Se voi parlate con un comunitarista, che sia avvocato, professionista, il magistrato (ma è più difficile perché in genere a fare i giudici vanno – a prescindere dai criteri di nomina e di selezione dei magistrati – a far parte delle istituzioni giudiziarie comunitarie non sempre persone che nella vita professionale si sono operativamente occupate di diritto, quindi non sono sempre magistrati, non sono sempre avvocati, spesso sono dei puri teorici che poi si trovano a fare i giudici a livello comunitario) la differenza culturale balza subito agli occhi: il comunitarista ha verso le decisioni (della Corte) un atteggiamento culturale assolutamente diverso da quello del giurista classico; il classico legge il disegno di legge, studia i lavori parlamentari, poi quando il testo scritto si è staccato dalla fonte che ne ha legittimato l’emanazione, inizia a leggerlo, esaminarlo, osservando il contenuto letterale degli enunciati linguistici che lo caratterizzano, il rapporto tra di loro, il senso ed il significato attribuibile ad ogni parola, lo rapporta con altri sensi, altri significati, formula alcune letture, dà delle spiegazioni, inizia a svolgere un lavoro ermeneutico; e, comunque, da qual momento in poi iniziano le discussioni, le opinioni.
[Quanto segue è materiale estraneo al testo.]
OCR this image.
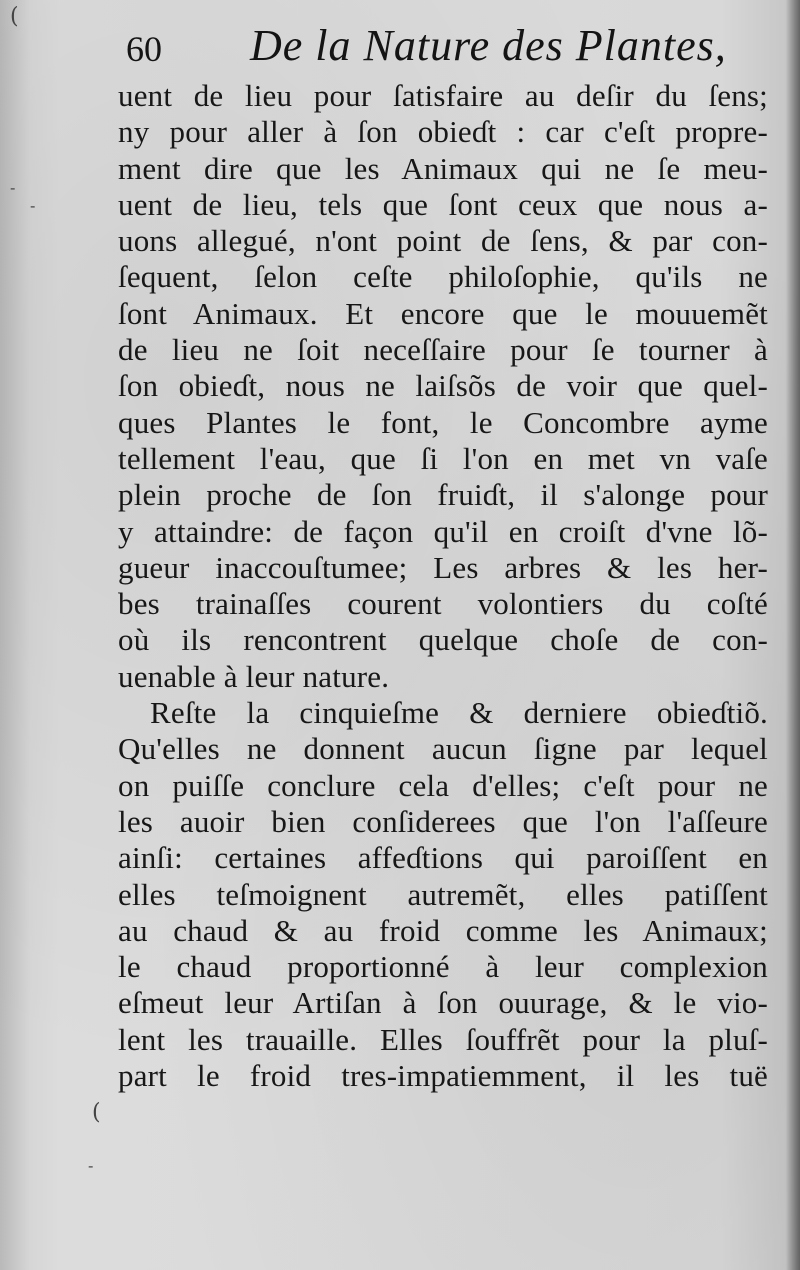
(
-
-
(
-
60 De la Nature des Plantes,
uent de lieu pour ſatisfaire au deſir du ſens;
ny pour aller à ſon obieɗt : car c'eſt propre-
ment dire que les Animaux qui ne ſe meu-
uent de lieu, tels que ſont ceux que nous a-
uons allegué, n'ont point de ſens, & par con-
ſequent, ſelon ceſte philoſophie, qu'ils ne
ſont Animaux. Et encore que le mouuemẽt
de lieu ne ſoit neceſſaire pour ſe tourner à
ſon obieɗt, nous ne laiſsõs de voir que quel-
ques Plantes le font, le Concombre ayme
tellement l'eau, que ſi l'on en met vn vaſe
plein proche de ſon fruiɗt, il s'alonge pour
y attaindre: de façon qu'il en croiſt d'vne lõ-
gueur inaccouſtumee; Les arbres & les her-
bes trainaſſes courent volontiers du coſté
où ils rencontrent quelque choſe de con-
uenable à leur nature.
Reſte la cinquieſme & derniere obieɗtiõ.
Qu'elles ne donnent aucun ſigne par lequel
on puiſſe conclure cela d'elles; c'eſt pour ne
les auoir bien conſiderees que l'on l'aſſeure
ainſi: certaines affeɗtions qui paroiſſent en
elles teſmoignent autremẽt, elles patiſſent
au chaud & au froid comme les Animaux;
le chaud proportionné à leur complexion
eſmeut leur Artiſan à ſon ouurage, & le vio-
lent les trauaille. Elles ſouffrẽt pour la pluſ-
part le froid tres-impatiemment, il les tuë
Le sentenze vengono fatte a loro volta muovendo da percorsi interpretativi, vengono impugnate, vengono criticate, vengono riviste; esistono delle oscillazioni giurisprudenziali all’interno delle diverse sezioni (quando dopo anni si arriva alla Cassazione) della Cassazione (all’interno della Cassazione ci sono sei, sette, otto Presidenti di sezione, che a loro volta compongono il Collegio; all’interno di una sezione possono esserci oscillazioni). Esistono delle sentenze che vengono pronunciate in relazione ad un parametro normativo. Qualche volta intervengono le Sezioni Unite, a volte le Sezioni Unite (o le singole) ritornano, ritenendo di articolare diversamente i principi. Qui i soggetti per cui la vicenda è finita o quasi dal punto di vista interpretativo sono le parti e i loro difensori.
Il comunitarista invece si muove in modo assolutamente diverso: legge la sentenza (penso alla Corte di Giustizia, ma ci sono anche le sentenze del Tribunale di primo grado, che – si auspica – possa estendere le proprie competenze anche a piani che oggi sono di esclusiva competenza della Corte di Giustizia), la considera come un dato definitivo e commenta la sentenza per le sue ricadute nel senso che essa, più che essere illuminata e condizionata dal testo normativo (trattati, normazione primaria, normazione derivata, che caratterizzano sostanzialmente l’apparato istituzionale comunitario – torneremo anche al senso che correttamente va dato nel rapporto con i diversi ordinamenti nazionali alla parola “istituzione”). Mentre la sentenza del giudice comune è in qualche modo parametrata e condizionata dal testo normativo che rimane vivo nel senso di essere comunque un criterio di riferimento peri critici, per gli interpreti è comunque un dato oggettivo, reale, in relazione al quale qualcuno potrà sempre affermare (anche un nuovo giudice) che l’affermazione contenuta nella sentenza è vera o falsa, quindi – direi – l’omologo della realtà nel mondo delle scienze naturali, per quanto riguarda il diritto. Invece, per quanto concerne una decisione della Corte di Giustizia, questo tipo di processo è sostanzialmente rovesciato, perché c’é il contenuto normativo dei trattati, delle disposizioni derivate che viene illuminato, trasformato, chiarito dalla decisione della Corte, che viene data per assodata e non più rivedibile.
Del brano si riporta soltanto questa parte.